Une réforme était bien en cours, elle a été repoussée… Si cette révision avait été votée en temps et en heure, cela aurait changé quelque chose à la situation que nous vivons ?

Il est possible, oui, que si la réforme constitutionnelle avait été votée, les conditions de mises en place de l’état d’urgence sanitaire auraient été modifiées. Par exemple, sur la nécessité de consulter le Conseil Constitutionnel, puisque la loi sur l’urgence sanitaire dit que le premier ministre après consultation du conseil scientifique pourra limiter l’exercice des libertés fondamentales. Or, le Conseil Constitutionnel est, c’est la Constitution qui le dit, ce n’est pas moi, le gardien des droits et des libertés garantis par la Constitution. Donc, il aurait été logique de prévoir dans la Constitution, que lorsque l’état d’urgence est déclaré et que des mesures attentatoires aux libertés sont prises par le pouvoir exécutif, il y a l’obligation de consulter préalablement le Conseil Constitutionnel pour que celui-ci dise si ces limitations sont proportionnées ou non à la situation de crise. S’il y avait eu révision de la Constitution on aurait pu prévoir l’intervention préalable du Conseil Constitutionnel comme elle est prévue dans l’article 16 de la Constitution.
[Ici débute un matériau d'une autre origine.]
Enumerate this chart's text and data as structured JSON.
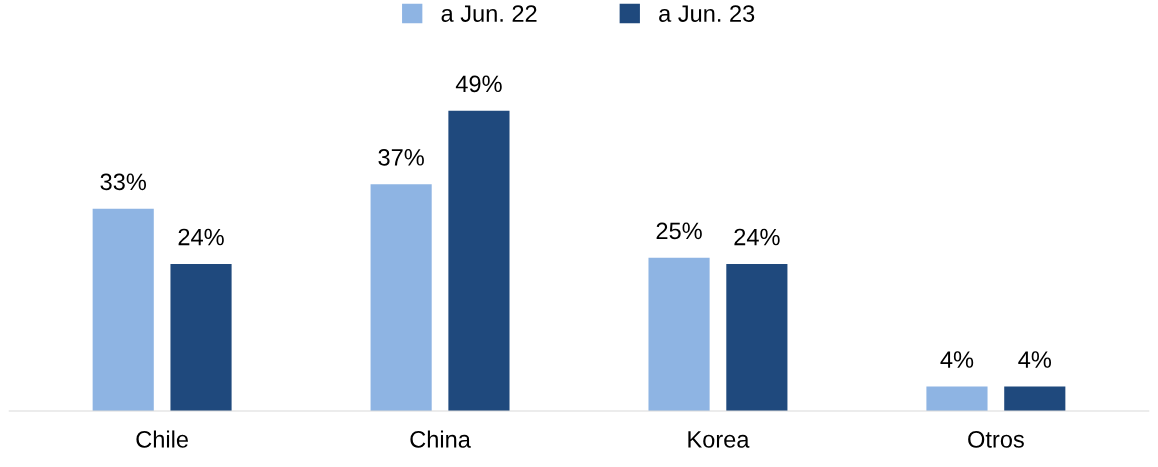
{
  "chart_data": {
    "type": "bar",
    "categories": [
      "Chile",
      "China",
      "Korea",
      "Otros"
    ],
    "series": [
      {
        "name": "a Jun. 22",
        "color": "#8eb4e3",
        "values": [
          33,
          37,
          25,
          4
        ],
        "value_labels": [
          "33%",
          "37%",
          "25%",
          "4%"
        ]
      },
      {
        "name": "a Jun. 23",
        "color": "#1f497d",
        "values": [
          24,
          49,
          24,
          4
        ],
        "value_labels": [
          "24%",
          "49%",
          "24%",
          "4%"
        ]
      }
    ],
    "legend": "top",
    "grid": false,
    "tick_labels": "x"
  }
}
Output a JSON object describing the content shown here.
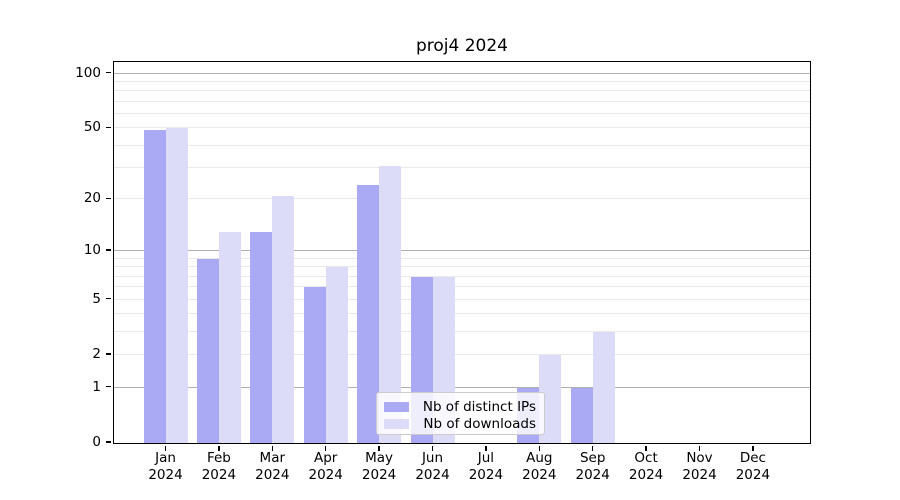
{
  "chart_data": {
    "type": "bar",
    "title": "proj4 2024",
    "categories": [
      "Jan",
      "Feb",
      "Mar",
      "Apr",
      "May",
      "Jun",
      "Jul",
      "Aug",
      "Sep",
      "Oct",
      "Nov",
      "Dec"
    ],
    "x_year_label": "2024",
    "series": [
      {
        "name": "Nb of distinct IPs",
        "color": "#a9a9f4",
        "values": [
          49,
          9,
          13,
          6,
          24,
          7,
          0,
          1,
          1,
          0,
          0,
          0
        ]
      },
      {
        "name": "Nb of downloads",
        "color": "#dcdcf8",
        "values": [
          50,
          13,
          21,
          8,
          31,
          7,
          0,
          2,
          3,
          0,
          0,
          0
        ]
      }
    ],
    "y_scale": "log1p",
    "ylim": [
      0,
      113
    ],
    "y_ticks": [
      0,
      1,
      2,
      5,
      10,
      20,
      50,
      100
    ],
    "gridlines": {
      "major": [
        1,
        10,
        100
      ],
      "minor": [
        2,
        3,
        4,
        5,
        6,
        7,
        8,
        9,
        20,
        30,
        40,
        50,
        60,
        70,
        80,
        90
      ]
    },
    "legend": {
      "entries": [
        "Nb of distinct IPs",
        "Nb of downloads"
      ],
      "position": "lower center"
    },
    "colors": {
      "major_grid": "#b0b0b0",
      "minor_grid": "#e9e9e9",
      "spine": "#000000",
      "background": "#ffffff"
    }
  }
}
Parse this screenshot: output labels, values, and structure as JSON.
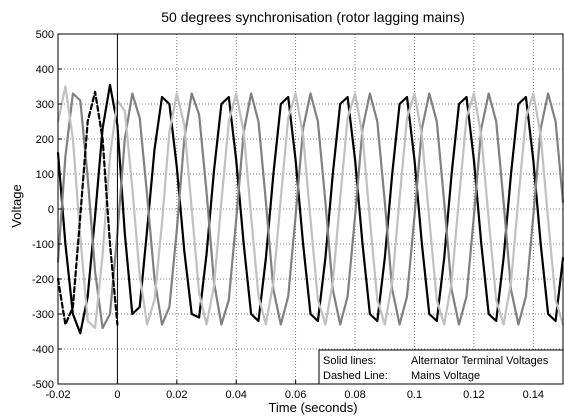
{
  "chart_data": {
    "type": "line",
    "title": "50 degrees synchronisation (rotor lagging mains)",
    "xlabel": "Time (seconds)",
    "ylabel": "Voltage",
    "xlim": [
      -0.02,
      0.15
    ],
    "ylim": [
      -500,
      500
    ],
    "xticks": [
      -0.02,
      0,
      0.02,
      0.04,
      0.06,
      0.08,
      0.1,
      0.12,
      0.14
    ],
    "xtick_labels": [
      "-0.02",
      "0",
      "0.02",
      "0.04",
      "0.06",
      "0.08",
      "0.1",
      "0.12",
      "0.14"
    ],
    "yticks": [
      -500,
      -400,
      -300,
      -200,
      -100,
      0,
      100,
      200,
      300,
      400,
      500
    ],
    "ytick_labels": [
      "-500",
      "-400",
      "-300",
      "-200",
      "-100",
      "0",
      "100",
      "200",
      "300",
      "400",
      "500"
    ],
    "grid": true,
    "grid_style": "dotted",
    "vertical_marker_x": 0,
    "legend": {
      "placement": "bottom-right",
      "rows": [
        {
          "key": "Solid lines:",
          "text": "Alternator Terminal Voltages"
        },
        {
          "key": "Dashed Line:",
          "text": "Mains Voltage"
        }
      ]
    },
    "series": [
      {
        "color": "#000000",
        "style": "solid",
        "x": [
          -0.02,
          -0.0175,
          -0.015,
          -0.0125,
          -0.01,
          -0.0075,
          -0.005,
          -0.0025,
          0,
          0.0025,
          0.005,
          0.0075,
          0.01,
          0.0125,
          0.015,
          0.0175,
          0.02,
          0.0225,
          0.025,
          0.0275,
          0.03,
          0.0325,
          0.035,
          0.0375,
          0.04,
          0.0425,
          0.045,
          0.0475,
          0.05,
          0.0525,
          0.055,
          0.0575,
          0.06,
          0.0625,
          0.065,
          0.0675,
          0.07,
          0.0725,
          0.075,
          0.0775,
          0.08,
          0.0825,
          0.085,
          0.0875,
          0.09,
          0.0925,
          0.095,
          0.0975,
          0.1,
          0.1025,
          0.105,
          0.1075,
          0.11,
          0.1125,
          0.115,
          0.1175,
          0.12,
          0.1225,
          0.125,
          0.1275,
          0.13,
          0.1325,
          0.135,
          0.1375,
          0.14,
          0.1425,
          0.145,
          0.1475,
          0.15
        ],
        "y": [
          160,
          -100,
          -300,
          -355,
          -250,
          -20,
          230,
          355,
          240,
          -70,
          -300,
          -280,
          -60,
          170,
          320,
          300,
          120,
          -120,
          -300,
          -310,
          -130,
          110,
          300,
          320,
          140,
          -100,
          -300,
          -320,
          -140,
          100,
          300,
          320,
          140,
          -100,
          -300,
          -320,
          -140,
          100,
          300,
          320,
          140,
          -100,
          -300,
          -320,
          -140,
          100,
          300,
          320,
          140,
          -100,
          -300,
          -320,
          -140,
          100,
          300,
          320,
          140,
          -100,
          -300,
          -320,
          -140,
          100,
          300,
          320,
          140,
          -100,
          -300,
          -320,
          -140
        ]
      },
      {
        "color": "#808080",
        "style": "solid",
        "x": [
          -0.02,
          -0.0175,
          -0.015,
          -0.0125,
          -0.01,
          -0.0075,
          -0.005,
          -0.0025,
          0,
          0.0025,
          0.005,
          0.0075,
          0.01,
          0.0125,
          0.015,
          0.0175,
          0.02,
          0.0225,
          0.025,
          0.0275,
          0.03,
          0.0325,
          0.035,
          0.0375,
          0.04,
          0.0425,
          0.045,
          0.0475,
          0.05,
          0.0525,
          0.055,
          0.0575,
          0.06,
          0.0625,
          0.065,
          0.0675,
          0.07,
          0.0725,
          0.075,
          0.0775,
          0.08,
          0.0825,
          0.085,
          0.0875,
          0.09,
          0.0925,
          0.095,
          0.0975,
          0.1,
          0.1025,
          0.105,
          0.1075,
          0.11,
          0.1125,
          0.115,
          0.1175,
          0.12,
          0.1225,
          0.125,
          0.1275,
          0.13,
          0.1325,
          0.135,
          0.1375,
          0.14,
          0.1425,
          0.145,
          0.1475,
          0.15
        ],
        "y": [
          -150,
          150,
          330,
          310,
          90,
          -180,
          -340,
          -300,
          -70,
          200,
          330,
          260,
          40,
          -200,
          -330,
          -280,
          -60,
          200,
          330,
          270,
          50,
          -210,
          -330,
          -260,
          -30,
          220,
          330,
          250,
          20,
          -230,
          -330,
          -250,
          -20,
          230,
          330,
          250,
          20,
          -230,
          -330,
          -250,
          -20,
          230,
          330,
          250,
          20,
          -230,
          -330,
          -250,
          -20,
          230,
          330,
          250,
          20,
          -230,
          -330,
          -250,
          -20,
          230,
          330,
          250,
          20,
          -230,
          -330,
          -250,
          -20,
          230,
          330,
          250,
          20
        ]
      },
      {
        "color": "#c0c0c0",
        "style": "solid",
        "x": [
          -0.02,
          -0.0175,
          -0.015,
          -0.0125,
          -0.01,
          -0.0075,
          -0.005,
          -0.0025,
          0,
          0.0025,
          0.005,
          0.0075,
          0.01,
          0.0125,
          0.015,
          0.0175,
          0.02,
          0.0225,
          0.025,
          0.0275,
          0.03,
          0.0325,
          0.035,
          0.0375,
          0.04,
          0.0425,
          0.045,
          0.0475,
          0.05,
          0.0525,
          0.055,
          0.0575,
          0.06,
          0.0625,
          0.065,
          0.0675,
          0.07,
          0.0725,
          0.075,
          0.0775,
          0.08,
          0.0825,
          0.085,
          0.0875,
          0.09,
          0.0925,
          0.095,
          0.0975,
          0.1,
          0.1025,
          0.105,
          0.1075,
          0.11,
          0.1125,
          0.115,
          0.1175,
          0.12,
          0.1225,
          0.125,
          0.1275,
          0.13,
          0.1325,
          0.135,
          0.1375,
          0.14,
          0.1425,
          0.145,
          0.1475,
          0.15
        ],
        "y": [
          250,
          350,
          200,
          -80,
          -320,
          -340,
          -130,
          150,
          310,
          280,
          60,
          -190,
          -330,
          -260,
          -40,
          220,
          330,
          240,
          0,
          -240,
          -330,
          -220,
          20,
          250,
          330,
          220,
          -20,
          -250,
          -330,
          -210,
          30,
          260,
          330,
          210,
          -30,
          -260,
          -330,
          -210,
          30,
          260,
          330,
          210,
          -30,
          -260,
          -330,
          -210,
          30,
          260,
          330,
          210,
          -30,
          -260,
          -330,
          -210,
          30,
          260,
          330,
          210,
          -30,
          -260,
          -330,
          -210,
          30,
          260,
          330,
          210,
          -30,
          -260,
          -330
        ]
      },
      {
        "color": "#000000",
        "style": "dashed",
        "x": [
          -0.02,
          -0.0175,
          -0.015,
          -0.0125,
          -0.01,
          -0.0075,
          -0.005,
          -0.0025,
          0
        ],
        "y": [
          -200,
          -330,
          -280,
          -20,
          250,
          335,
          200,
          -100,
          -330
        ]
      }
    ]
  }
}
Quel enseignement en tirez-vous ? Que l’on est donc moins bien armé face à cette crise ?

On est moins bien armés parce qu’on ne sait pas utiliser les outils à temps, et ne sachant pas utiliser les outils à temps, on est obligé ensuite de prendre des outils disproportionnés. Il existait des outils, on ne les a pas pris. La question ne dépend pas toujours des textes constitutionnels mais de la manière dont on les utilise ou dont on ne les utilise pas. Il y a un point d’interrogation constitutionnel et même plus général : Attention à ne pas passer d’un état d’urgence à un autre état d’urgence ! Il y a l’état d’urgence sanitaire, il y a eu l’état d’urgence sécuritaire et pourquoi pas demain l’état d’urgence climatique ? Et pourquoi pas après-demain l’état d’urgence sociale ? Nous sommes dans un moment historique où finalement, nous ne sommes confrontés qu’à des urgences ! Urgence de se protéger contre des attentats, urgence de se protéger contre la maladie, urgence de se protéger contre la dégradation du climat, urgence de se protéger contre les injustices et les inégalités. L’urgence est partout. Donc il ne faudrait pas que cette situation d’urgence devienne permanente. Ce risque d’état d’urgence permanent existe. Et parce que ce risque-là existe, l’exigence constitutionnelle est encore plus forte ! Lorsque cette crise sera terminée, les écologistes pourront dire qu’il y a aussi une urgence climatique et qu’il faut déclarer un état d’urgence environnementale pour porter atteinte à la liberté de circuler parce que cela pollue. Et les syndicats pourront dire qu’il y a une urgence sociale parce qu’il y a une fracture sociale importante. Donc attention à ne pas multiplier les états d’urgence et exigeons qu’il y ait le respect des principes fondamentaux de l’état de droit : contrôle du parlement, contrôle d’une Justice indépendante et contrôle de la presse, elle aussi indépendante.